To assess the effectiveness of chemotherapy and radiation therapy
PET is used to assess the therapeutic response. Indeed, FDG binding can decrease or be completely abolished after one or two courses of chemotherapy, and this well before a decrease in tumor mass is detected by current imaging methods. The observation of this modification of the carbohydrate metabolism of the tumor makes it possible to evaluate the probable effectiveness of the treatment. Conversely, the absence of response indicates therapeutic resistance. The early recognition of this should allow more rapid modification of the strategy. Two recent studies evaluate the effectiveness of chemotherapy by PET. Patz performs a PET after the first course of chemotherapy. If the test remains positive, survival is only twelve months; on the other hand, if the PET is negative, survival is very important: eleven out of thirteen patients alive at 34 months. Mac Manus treats 56 patients with radiotherapy and chemotherapy. He observed survival of 84% at one year when the PET confirmed the complete response, observed on conventional imaging at the end of the treatment, and of only 49% if the PET had not completely normalized.

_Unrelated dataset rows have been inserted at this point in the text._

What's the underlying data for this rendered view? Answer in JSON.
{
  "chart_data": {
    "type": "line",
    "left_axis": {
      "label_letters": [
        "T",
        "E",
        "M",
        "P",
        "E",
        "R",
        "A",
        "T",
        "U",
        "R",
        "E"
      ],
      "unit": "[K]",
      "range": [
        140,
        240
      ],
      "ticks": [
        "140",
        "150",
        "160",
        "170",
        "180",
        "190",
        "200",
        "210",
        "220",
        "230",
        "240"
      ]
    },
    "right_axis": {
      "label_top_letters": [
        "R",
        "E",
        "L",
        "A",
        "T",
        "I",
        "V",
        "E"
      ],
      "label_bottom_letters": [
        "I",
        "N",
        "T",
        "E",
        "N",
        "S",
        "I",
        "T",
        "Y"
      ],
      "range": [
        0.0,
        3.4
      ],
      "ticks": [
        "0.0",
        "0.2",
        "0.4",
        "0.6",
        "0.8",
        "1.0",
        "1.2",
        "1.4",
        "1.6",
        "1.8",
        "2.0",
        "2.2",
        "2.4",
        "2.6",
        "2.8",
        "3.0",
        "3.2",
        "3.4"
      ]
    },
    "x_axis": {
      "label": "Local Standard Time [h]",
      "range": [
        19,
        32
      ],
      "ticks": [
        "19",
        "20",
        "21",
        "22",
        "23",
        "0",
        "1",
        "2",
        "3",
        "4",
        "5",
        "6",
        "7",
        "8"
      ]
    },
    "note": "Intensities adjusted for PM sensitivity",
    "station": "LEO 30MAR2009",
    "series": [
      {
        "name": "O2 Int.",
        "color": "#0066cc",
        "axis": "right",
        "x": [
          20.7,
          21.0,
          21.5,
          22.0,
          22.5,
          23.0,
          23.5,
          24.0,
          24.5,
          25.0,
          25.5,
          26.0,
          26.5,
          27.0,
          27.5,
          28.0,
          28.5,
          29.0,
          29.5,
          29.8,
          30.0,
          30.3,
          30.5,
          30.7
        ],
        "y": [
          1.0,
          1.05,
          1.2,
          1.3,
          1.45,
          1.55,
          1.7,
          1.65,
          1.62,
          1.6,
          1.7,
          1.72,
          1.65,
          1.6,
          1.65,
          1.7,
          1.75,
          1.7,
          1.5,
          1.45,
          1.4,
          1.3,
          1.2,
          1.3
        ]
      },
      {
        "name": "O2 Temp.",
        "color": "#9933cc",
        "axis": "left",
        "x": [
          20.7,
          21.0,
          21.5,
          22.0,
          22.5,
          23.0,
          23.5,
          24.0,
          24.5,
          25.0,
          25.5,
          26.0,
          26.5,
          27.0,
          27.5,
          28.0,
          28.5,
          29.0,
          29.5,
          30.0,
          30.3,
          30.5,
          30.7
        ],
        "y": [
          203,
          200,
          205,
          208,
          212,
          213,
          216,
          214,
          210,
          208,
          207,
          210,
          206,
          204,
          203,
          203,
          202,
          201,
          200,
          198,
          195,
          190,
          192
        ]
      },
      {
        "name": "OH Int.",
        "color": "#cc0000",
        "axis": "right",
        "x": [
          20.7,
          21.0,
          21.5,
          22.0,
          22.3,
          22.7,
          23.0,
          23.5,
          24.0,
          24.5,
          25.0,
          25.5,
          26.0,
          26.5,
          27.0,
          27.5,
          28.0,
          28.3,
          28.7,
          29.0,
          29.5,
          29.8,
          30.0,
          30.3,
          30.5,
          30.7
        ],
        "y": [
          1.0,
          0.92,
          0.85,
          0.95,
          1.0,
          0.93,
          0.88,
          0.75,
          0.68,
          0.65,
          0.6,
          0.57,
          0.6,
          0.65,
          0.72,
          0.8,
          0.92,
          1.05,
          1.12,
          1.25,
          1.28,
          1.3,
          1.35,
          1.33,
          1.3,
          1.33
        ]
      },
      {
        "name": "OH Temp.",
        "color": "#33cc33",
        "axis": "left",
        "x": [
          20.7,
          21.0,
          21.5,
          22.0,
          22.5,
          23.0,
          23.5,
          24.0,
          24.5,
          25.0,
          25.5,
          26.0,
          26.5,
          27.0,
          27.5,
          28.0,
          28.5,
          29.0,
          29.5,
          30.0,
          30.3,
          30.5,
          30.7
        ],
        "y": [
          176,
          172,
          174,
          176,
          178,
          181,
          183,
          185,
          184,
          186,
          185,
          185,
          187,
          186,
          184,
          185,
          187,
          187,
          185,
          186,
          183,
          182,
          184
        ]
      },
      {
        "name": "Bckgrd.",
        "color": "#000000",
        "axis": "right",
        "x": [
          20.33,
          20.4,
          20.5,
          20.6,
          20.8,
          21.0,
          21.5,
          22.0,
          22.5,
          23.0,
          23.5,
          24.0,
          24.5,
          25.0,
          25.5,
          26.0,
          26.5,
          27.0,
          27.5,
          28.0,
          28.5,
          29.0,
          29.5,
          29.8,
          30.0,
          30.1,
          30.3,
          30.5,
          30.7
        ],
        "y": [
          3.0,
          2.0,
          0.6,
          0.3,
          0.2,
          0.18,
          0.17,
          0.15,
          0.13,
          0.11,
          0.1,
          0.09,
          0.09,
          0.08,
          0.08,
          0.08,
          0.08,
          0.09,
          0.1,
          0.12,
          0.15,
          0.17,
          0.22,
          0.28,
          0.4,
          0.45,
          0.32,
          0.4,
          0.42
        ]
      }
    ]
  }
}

Comparable studies have been done after radiotherapy. In addition, new tracers, such as 18F-Fluoromisonidazole is being developed to visualize the hypoxic fraction of tumors involved in the phenomena of radio-resistance.
The dissemination of the technique in the United States and Germany made it possible to carry out the first cost-utility studies. These have shown that the introduction of PET in the management of bronchopulmonary neoplasia allows, at the scale of the population of the United States, the realization of saving of the order of 1000 to 2000 dollars per patient due to the reduction of invasive acts and the elimination of unnecessary surgeries from a carcinological point of view. In Germany, a similar cost reduction is noted in the management of solitary pulmonary nodules. This work in oncology resulted in the coverage of these investigations by insurance companies and social organizations in these countries. In France, the cost in a clinical situation is estimated at 7-8000 francs per examination. This sum must be put into perspective with the price of a day of hospitalization in surgery.